If interest rates remained where they were in 2008 to today:
- Would this "price premium" still exist?
- Would we have still built a similar number of houses to meet demand for shelter?
Well I can say that new builds have a massive amenity advantage over existing stock. My new build is amazingly warm and dry, I haven't seen a drop of condensation since moving in and I also haven't even had so much as a sniffle in 6 months. Couldn't go back to a damp icebox villa now.
Come back to us after winter and give us an update please.
I have been in a newbuild townhouse for approaching 5 years. Very warm and dry, virtually no condensation, only have to use the heat pump a handful of times in winter.
The bigger issue is it gets a bit hot in summer
I've been in a 1920's 200sqm villa for 2 years. Does get a little cold in winter although we have 2 heat pumps, fire place and the place is newly insulated. In summer however it keeps very cool.
I live in a 1970s concrete block house. While not as well insulated/ventilated as a new build it is miles better than the weatherboard home I grew up. I honestly can't understand why more houses haven't been built this way.
Got a garden with vegetables growing? Tuis singing in the trees? Hardly any human noise other than the odd car starting up, or Mum calling out that dinner is ready?
Medium density housing is the default setting when you can't access the traditional 1/4 acre due to costs-space. In the NZ context it is sad.
"Got a garden with vegetables growing?

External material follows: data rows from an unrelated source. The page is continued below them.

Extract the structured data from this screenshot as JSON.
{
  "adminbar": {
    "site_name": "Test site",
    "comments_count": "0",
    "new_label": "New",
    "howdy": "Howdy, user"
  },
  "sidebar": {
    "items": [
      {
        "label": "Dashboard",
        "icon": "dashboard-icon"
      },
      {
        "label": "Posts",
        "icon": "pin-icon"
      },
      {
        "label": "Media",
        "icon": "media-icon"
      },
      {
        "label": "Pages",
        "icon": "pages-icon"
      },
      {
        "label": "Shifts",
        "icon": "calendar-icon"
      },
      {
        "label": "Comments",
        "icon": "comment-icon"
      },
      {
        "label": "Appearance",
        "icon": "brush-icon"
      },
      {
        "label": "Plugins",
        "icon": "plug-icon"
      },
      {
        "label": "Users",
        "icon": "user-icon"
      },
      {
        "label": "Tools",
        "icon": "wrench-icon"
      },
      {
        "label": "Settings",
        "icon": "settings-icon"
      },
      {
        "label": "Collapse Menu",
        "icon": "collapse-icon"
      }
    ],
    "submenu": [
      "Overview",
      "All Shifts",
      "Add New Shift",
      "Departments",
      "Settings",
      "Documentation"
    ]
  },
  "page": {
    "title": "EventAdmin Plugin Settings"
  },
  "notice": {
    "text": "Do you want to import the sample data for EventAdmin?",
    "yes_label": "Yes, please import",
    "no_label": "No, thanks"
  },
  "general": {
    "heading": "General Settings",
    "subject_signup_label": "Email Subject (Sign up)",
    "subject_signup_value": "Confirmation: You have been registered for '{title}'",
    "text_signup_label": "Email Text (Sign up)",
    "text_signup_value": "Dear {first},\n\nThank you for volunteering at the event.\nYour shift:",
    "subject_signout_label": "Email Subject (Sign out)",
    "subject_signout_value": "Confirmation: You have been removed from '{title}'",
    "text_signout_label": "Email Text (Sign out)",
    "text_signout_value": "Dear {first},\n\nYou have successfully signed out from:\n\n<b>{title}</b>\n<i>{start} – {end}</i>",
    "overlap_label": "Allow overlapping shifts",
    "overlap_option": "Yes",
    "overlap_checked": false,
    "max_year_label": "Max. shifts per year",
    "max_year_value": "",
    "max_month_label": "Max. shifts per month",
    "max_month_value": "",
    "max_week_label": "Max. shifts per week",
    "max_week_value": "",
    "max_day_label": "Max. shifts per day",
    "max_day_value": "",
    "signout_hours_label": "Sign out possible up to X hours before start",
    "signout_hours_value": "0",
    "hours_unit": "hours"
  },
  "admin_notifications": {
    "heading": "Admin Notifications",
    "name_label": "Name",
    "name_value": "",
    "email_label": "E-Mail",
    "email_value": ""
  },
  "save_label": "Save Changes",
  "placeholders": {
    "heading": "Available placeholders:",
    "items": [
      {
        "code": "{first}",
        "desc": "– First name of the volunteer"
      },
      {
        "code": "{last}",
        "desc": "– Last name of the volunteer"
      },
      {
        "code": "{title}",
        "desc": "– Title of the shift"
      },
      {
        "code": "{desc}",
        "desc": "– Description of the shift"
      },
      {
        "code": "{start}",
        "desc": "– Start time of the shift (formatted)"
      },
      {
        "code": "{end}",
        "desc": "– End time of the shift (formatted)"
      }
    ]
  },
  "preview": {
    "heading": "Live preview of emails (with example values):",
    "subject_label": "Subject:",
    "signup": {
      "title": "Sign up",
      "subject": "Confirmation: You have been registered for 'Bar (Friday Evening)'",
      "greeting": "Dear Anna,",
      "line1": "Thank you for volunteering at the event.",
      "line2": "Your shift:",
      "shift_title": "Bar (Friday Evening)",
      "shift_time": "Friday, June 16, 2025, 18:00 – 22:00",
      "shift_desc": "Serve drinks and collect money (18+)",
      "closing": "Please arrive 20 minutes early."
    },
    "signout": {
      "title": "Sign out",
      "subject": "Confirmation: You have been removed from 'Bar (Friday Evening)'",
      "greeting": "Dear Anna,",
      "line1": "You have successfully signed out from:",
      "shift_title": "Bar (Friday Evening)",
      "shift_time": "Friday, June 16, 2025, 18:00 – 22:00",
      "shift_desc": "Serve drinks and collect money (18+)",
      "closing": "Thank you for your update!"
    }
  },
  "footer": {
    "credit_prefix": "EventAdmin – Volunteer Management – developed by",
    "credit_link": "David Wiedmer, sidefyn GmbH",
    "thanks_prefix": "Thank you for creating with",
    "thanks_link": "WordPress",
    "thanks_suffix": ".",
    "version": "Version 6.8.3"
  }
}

Tuis singing in the trees? Hardly any human noise other than the odd car starting up, or Mum calling out that dinner is ready?"
Sounds like hell on earth (apart from the Tuis, I like Tuis).
I'd love to see the methodology for this study. I've tried in the past and it is very difficult to compare 'new' with existing. Just way too many variable at play. I really can't see the premium for 'new' changing over time when a representative comparison can be found..
Obviously the NACTF's reintroduction of 100% interest deductibility (most unfair policy ever without a CGT) will return 'investors' to both the old and new markets - and make life harder for real developers trying to provide more housing as the land-bankers return to their market distorting behavior of buying big sections with a single crappy dwelling on it. This government really hasn't got a clue. Ideological nonsense.
I would think that they have been able to stratify the houses to control for size to some extent. I don’t know how a House Price Index is calculated ( Corelogic publish an HPI), but it’s described as an index that controls for the varying sizes of houses.
I think you'll find the "methodology" sadly lacking here. It seems they've just used "first sale" of a property for it's new build price and "second +" sales for "existing". But considering that the price for a new off the plan sales by a developer won't appear in any of their databases until after settlement most of the houses being bought today (and built tomorrow) won't be included in this data.
I hope the comparison takes into account the changing size of the average dwelling over the years. (Typically getting smaller in built size more recently). If not, the comparison is moot.
The article implies developers are making abnormal profits at the moment, which is simply not the case.
Cost wise,my pick is that labour won’t move (can go off shore), land won’t move (held by wealthy) and building materials won’t move (low volume, high price).
It is going to be a stand-off and not a lot will get built.
Interest deductibility and a shorter bright line period. Until recently, new builds had these advantages. Now the playing field is even.
Does the new Debt:Income rules tilt things in favour of new builds for FHBs though?
New builds are far superior to existing stock. Remember the leaking house crisis and 'trendy 'Miami Vice' homes? Old houses with leaking basements, ill-fitting wooden windows and little or no insulation?
The problem is that costs keep escalating with new building regulations, health and safety, a declining NZD, and shortage of land for subdivision. And of course, lots of immigration.